Research on the measurement of exhaled nitric oxide as a marker of upper and lower airways inflammation is
on the rise. A study[52*] was conducted in latex-sensitized and non-sensitized healthcare workers complaining of
rhinitis and dyspnoea at work and who were investigated by specific inhalation challenges. The study showed
significant differences in the increase of nitric oxide levels compared with those at baseline between sensitized
and non-sensitized subjects, 22 hours after challenge to latex. In contrast, baseline measurements did not
differentiate the two groups

Management and Prevention

Symptomatic control of rhinitis may be accomplished using conventional pharmacotherapy with antihistamines,
or intranasal topical corticosteroids.

Immunotherapy has been suggested as a means of control for natural rubber latex allergy but for occupational
rhinitis, results have been disappointing.[53] Clinical improvement was mostly in cutaneous symptoms, with no
difference in clinical scores for rhinitis or asthma. On specific inhalation testing, a reduced response was noted
in the asthma but not in the rhinitis group.

In the absence of a definite therapy for occupational rhinitis, avoidance of the offending substance is probably
the best course to prevent progression of the disease.
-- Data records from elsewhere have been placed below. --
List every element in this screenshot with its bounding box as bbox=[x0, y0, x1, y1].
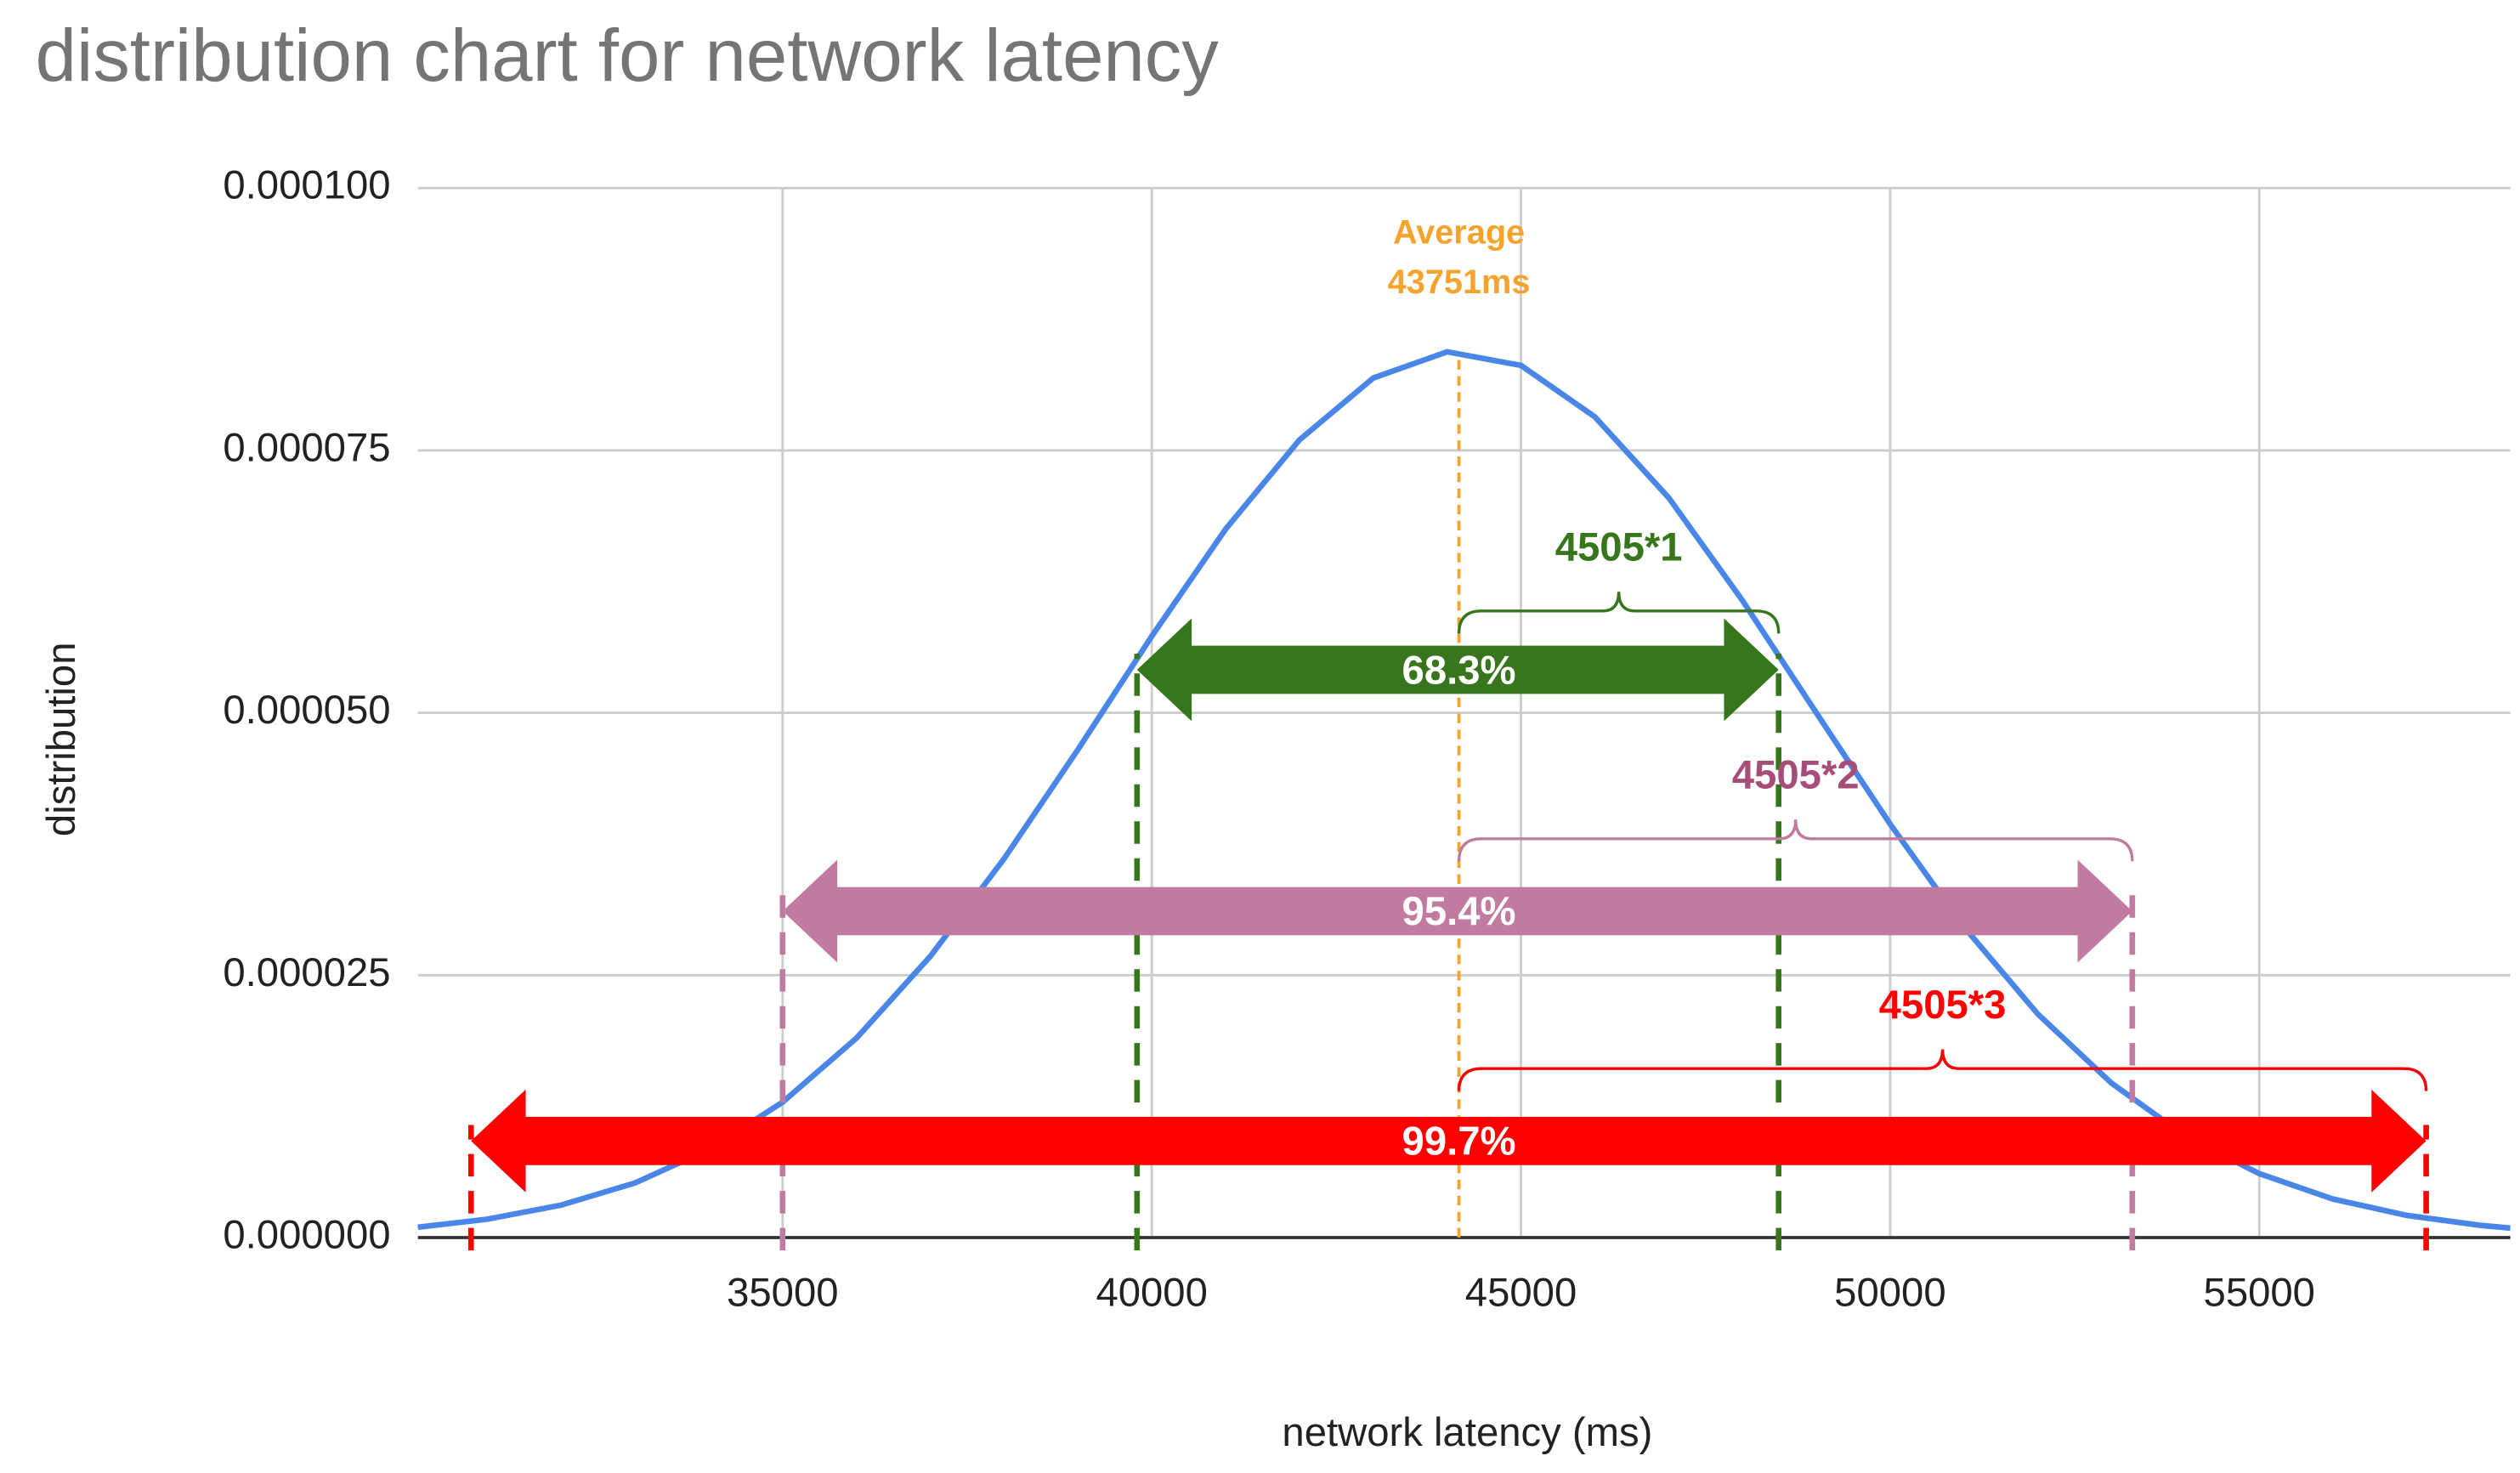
y-tick-label: 0.000075 bbox=[223, 425, 390, 470]
range-label: 99.7% bbox=[1402, 1119, 1516, 1164]
y-tick-label: 0.000050 bbox=[223, 688, 390, 733]
x-tick-label: 55000 bbox=[2204, 1271, 2315, 1316]
brace-label: 4505*1 bbox=[1555, 524, 1683, 569]
range-arrow bbox=[1136, 618, 1779, 722]
y-tick-label: 0.000000 bbox=[223, 1212, 390, 1257]
brace-label: 4505*2 bbox=[1732, 752, 1860, 797]
range-brace bbox=[1457, 819, 2134, 862]
range-label: 95.4% bbox=[1402, 889, 1516, 934]
x-tick-label: 35000 bbox=[727, 1271, 838, 1316]
y-tick-label: 0.000100 bbox=[223, 163, 390, 208]
brace-label: 4505*3 bbox=[1879, 983, 2007, 1028]
range-brace bbox=[1457, 1049, 2428, 1091]
average-label: 43751ms bbox=[1388, 263, 1531, 301]
x-axis-label: network latency (ms) bbox=[1282, 1410, 1652, 1455]
range-brace bbox=[1457, 592, 1781, 634]
x-tick-label: 50000 bbox=[1834, 1271, 1945, 1316]
y-axis-label: distribution bbox=[39, 643, 84, 837]
x-tick-label: 45000 bbox=[1465, 1271, 1577, 1316]
range-arrow bbox=[471, 1089, 2427, 1193]
distribution-line bbox=[417, 348, 2511, 1232]
average-label: Average bbox=[1393, 214, 1525, 252]
x-tick-label: 40000 bbox=[1096, 1271, 1207, 1316]
y-tick-label: 0.000025 bbox=[223, 950, 390, 995]
range-label: 68.3% bbox=[1402, 648, 1516, 693]
chart-title: distribution chart for network latency bbox=[36, 14, 1220, 97]
range-arrow bbox=[782, 859, 2132, 963]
Stepwise escalation of avoidance measures with
substitution of less hazardous materials, enclosure or ventilation of the work area, reduced exposure time, or
use of protective gear constitute the mainstays of management.[54]
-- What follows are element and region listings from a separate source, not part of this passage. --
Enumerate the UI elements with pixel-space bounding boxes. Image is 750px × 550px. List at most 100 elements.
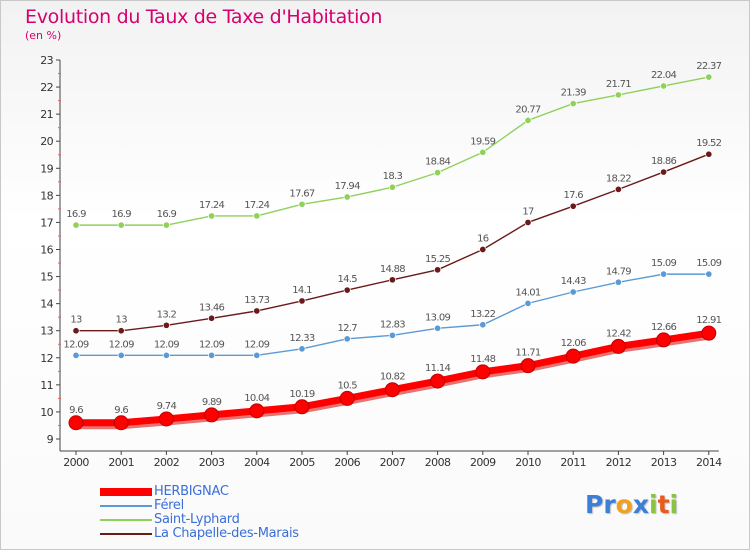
data-label: 10.5 bbox=[337, 380, 357, 391]
data-label: 22.37 bbox=[696, 61, 721, 72]
data-label: 13.46 bbox=[199, 302, 224, 313]
legend-swatch bbox=[100, 488, 152, 496]
data-label: 20.77 bbox=[515, 104, 540, 115]
legend-swatch bbox=[100, 505, 152, 507]
data-label: 12.09 bbox=[63, 339, 88, 350]
data-label: 11.71 bbox=[515, 348, 540, 359]
y-tick-label: 12 bbox=[40, 352, 53, 365]
logo-letter: o bbox=[615, 490, 633, 519]
data-label: 12.09 bbox=[244, 339, 269, 350]
data-point bbox=[208, 351, 216, 359]
x-tick-label: 2009 bbox=[470, 456, 496, 469]
logo-letter: t bbox=[657, 490, 670, 519]
data-point bbox=[162, 351, 170, 359]
x-tick-label: 2008 bbox=[425, 456, 451, 469]
data-labels-layer: 16.9 16.9 16.9 17.24 17.24 17.67 17.94 18.3 18.8… bbox=[63, 61, 722, 416]
logo-letter: P bbox=[585, 490, 604, 519]
data-label: 9.74 bbox=[157, 401, 177, 412]
data-point bbox=[705, 150, 713, 158]
data-point bbox=[343, 193, 351, 201]
data-label: 12.91 bbox=[696, 315, 721, 326]
data-point bbox=[162, 321, 170, 329]
data-point bbox=[614, 185, 622, 193]
x-tick-label: 2003 bbox=[199, 456, 225, 469]
x-tick-label: 2010 bbox=[515, 456, 541, 469]
data-point bbox=[705, 270, 713, 278]
legend-label: Saint-Lyphard bbox=[154, 512, 240, 527]
data-label: 16.9 bbox=[157, 209, 177, 220]
logo-letter: x bbox=[632, 490, 649, 519]
data-point bbox=[701, 325, 717, 341]
data-label: 9.6 bbox=[114, 405, 128, 416]
data-label: 19.52 bbox=[696, 138, 721, 149]
data-point bbox=[614, 278, 622, 286]
data-point bbox=[72, 351, 80, 359]
data-label: 18.3 bbox=[383, 171, 403, 182]
data-point bbox=[479, 245, 487, 254]
data-label: 14.1 bbox=[292, 285, 312, 296]
data-label: 13.2 bbox=[157, 309, 177, 320]
data-label: 13 bbox=[116, 315, 128, 326]
x-tick-label: 2005 bbox=[289, 456, 315, 469]
legend-item: Férel bbox=[100, 498, 350, 513]
y-tick-label: 11 bbox=[40, 379, 53, 392]
data-point bbox=[656, 332, 672, 348]
data-point bbox=[208, 212, 216, 220]
data-label: 10.19 bbox=[289, 389, 314, 400]
data-label: 14.5 bbox=[337, 274, 357, 285]
data-label: 16.9 bbox=[66, 209, 86, 220]
data-point bbox=[388, 331, 396, 339]
data-label: 16 bbox=[477, 234, 489, 245]
data-point bbox=[72, 327, 80, 335]
data-point bbox=[565, 348, 581, 364]
y-tick-label: 20 bbox=[40, 135, 53, 148]
x-tick-label: 2001 bbox=[108, 456, 134, 469]
legend: HERBIGNAC Férel Saint-Lyphard La Chapelle-d… bbox=[100, 484, 350, 541]
data-label: 14.88 bbox=[380, 264, 405, 275]
data-label: 15.09 bbox=[651, 258, 676, 269]
data-label: 12.06 bbox=[561, 338, 586, 349]
data-point bbox=[524, 299, 532, 307]
data-label: 15.25 bbox=[425, 254, 450, 265]
data-point bbox=[569, 288, 577, 296]
data-label: 13.73 bbox=[244, 295, 269, 306]
data-point bbox=[610, 338, 626, 354]
data-point bbox=[660, 168, 668, 176]
data-label: 14.43 bbox=[561, 276, 586, 287]
legend-label: La Chapelle-des-Marais bbox=[154, 526, 299, 541]
x-tick-label: 2004 bbox=[244, 456, 270, 469]
data-label: 12.33 bbox=[289, 333, 314, 344]
legend-label: Férel bbox=[154, 498, 184, 513]
data-point bbox=[68, 415, 84, 431]
data-label: 12.83 bbox=[380, 319, 405, 330]
data-label: 14.01 bbox=[515, 287, 540, 298]
legend-label: HERBIGNAC bbox=[154, 484, 229, 499]
data-point bbox=[660, 270, 668, 278]
data-label: 19.59 bbox=[470, 136, 495, 147]
chart-title: Evolution du Taux de Taxe d'Habitation bbox=[25, 6, 383, 28]
data-point bbox=[475, 364, 491, 380]
y-tick-label: 10 bbox=[40, 406, 53, 419]
data-point bbox=[524, 218, 532, 226]
data-point bbox=[343, 286, 351, 294]
data-point bbox=[158, 411, 174, 427]
data-point bbox=[343, 335, 351, 343]
data-point bbox=[72, 221, 80, 229]
data-point bbox=[479, 148, 487, 156]
data-label: 17.24 bbox=[199, 200, 224, 211]
data-point bbox=[660, 82, 668, 90]
logo-letter: r bbox=[603, 490, 616, 519]
data-label: 21.71 bbox=[606, 79, 631, 90]
data-point bbox=[253, 212, 261, 220]
data-label: 12.09 bbox=[199, 339, 224, 350]
x-tick-label: 2011 bbox=[560, 456, 586, 469]
data-label: 11.14 bbox=[425, 363, 450, 374]
data-point bbox=[117, 351, 125, 359]
data-label: 18.84 bbox=[425, 157, 450, 168]
data-point bbox=[208, 314, 216, 322]
data-label: 17.67 bbox=[289, 188, 314, 199]
data-label: 15.09 bbox=[696, 258, 721, 269]
data-point bbox=[384, 382, 400, 398]
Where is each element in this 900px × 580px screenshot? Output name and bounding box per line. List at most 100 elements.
The impact of occupational rhinitis on the development of asthma was studied in Finnish workers seeking
compensation for occupational rhinitis. The relative risk of developing asthma was 4.8 (95% CI 4.3-5.4) in
patients with occupational rhinitis as compared with patients receiving compensation for any other occupational
disease. The risk was highest in the year following the diagnosis of occupational rhinitis.[55]
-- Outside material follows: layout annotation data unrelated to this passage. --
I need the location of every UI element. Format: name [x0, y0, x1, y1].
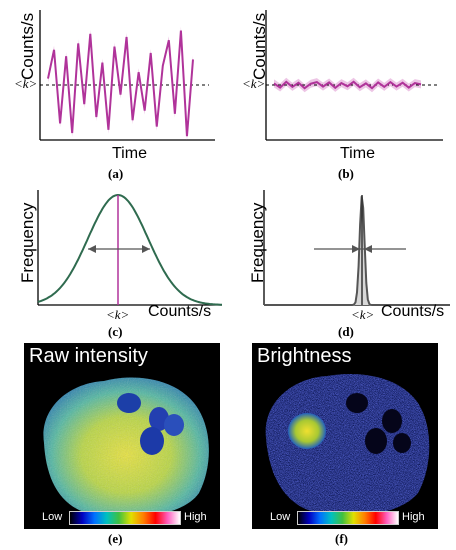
- panel-label-c: (c): [108, 324, 123, 339]
- noise-band: [274, 77, 421, 93]
- image-title-e: Raw intensity: [29, 345, 148, 367]
- panel-label-e: (e): [108, 531, 123, 546]
- scale-low-e: Low: [42, 511, 63, 523]
- mean-label-c: <k>: [106, 307, 130, 322]
- mean-label-b: <k>: [242, 76, 266, 91]
- arrowhead-left: [352, 245, 360, 253]
- arrowhead-right: [142, 245, 150, 253]
- ylabel-c: Frequency: [18, 202, 37, 283]
- raw-intensity-image: Raw intensity Low High: [24, 343, 220, 529]
- xlabel-b: Time: [340, 145, 375, 162]
- plot-c: [37, 190, 222, 306]
- distribution-curve: [37, 193, 222, 306]
- plot-b: [265, 10, 443, 141]
- brightness-image: Brightness Low High: [252, 343, 438, 529]
- colorscale-e: [69, 511, 181, 525]
- brightness-cell: [265, 373, 430, 517]
- mean-label-d: <k>: [351, 307, 375, 322]
- panel-a: Counts/s Time <k> (a): [0, 0, 228, 185]
- ylabel-a: Counts/s: [18, 12, 37, 80]
- image-title-f: Brightness: [257, 345, 352, 367]
- panel-label-d: (d): [338, 324, 354, 339]
- scale-low-f: Low: [270, 511, 291, 523]
- mean-label-a: <k>: [14, 76, 38, 91]
- scale-high-e: High: [184, 511, 207, 523]
- colorscale-f: [297, 511, 399, 525]
- noise-band: [48, 26, 193, 141]
- ylabel-b: Counts/s: [250, 12, 269, 80]
- plot-a: [39, 10, 215, 141]
- ylabel-d: Frequency: [248, 202, 267, 283]
- intensity-trace: [47, 30, 194, 137]
- distribution-curve: [264, 196, 450, 306]
- panel-label-a: (a): [108, 166, 124, 181]
- panel-d: Frequency <k> Counts/s (d): [228, 185, 456, 340]
- xlabel-a: Time: [112, 145, 147, 162]
- arrowhead-left: [88, 245, 96, 253]
- scale-high-f: High: [402, 511, 425, 523]
- arrowhead-right: [364, 245, 372, 253]
- xlabel-c: Counts/s: [148, 303, 212, 320]
- plot-d: [263, 190, 450, 306]
- panel-b: Counts/s Time <k> (b): [228, 0, 456, 185]
- panel-label-f: (f): [335, 531, 348, 546]
- xlabel-d: Counts/s: [381, 303, 445, 320]
- raw-intensity-cell: [43, 377, 209, 519]
- panel-label-b: (b): [338, 166, 354, 181]
- panel-c: Frequency <k> Counts/s (c): [0, 185, 228, 340]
Occupational rhinitis is a condition that is frequently under-diagnosed secondary to a lack of physician

awareness. Differentiating between true sensitization and irritation may be difficult.
Given the high frequency of rhinitis from all causes in the general population, objective tests confirming the
occupational origin are essential. Measures of inflammatory parameters via nasal lavage and objective
assessment of nasal congestion both offer potentially practical means of monitoring responses during a specific
nasal provocation test that continue to be the gold standard for the diagnosis of occupational rhinitis. Growing
experience with acoustic rhinometry and PNIF suggests that they will play an increasing role in monitoring and
diagnosis in the future. Finally, continued sensitization of physicians assessing workers for occupational
disorders, including occupational asthma, will lead to early recognition of occupational rhinitis.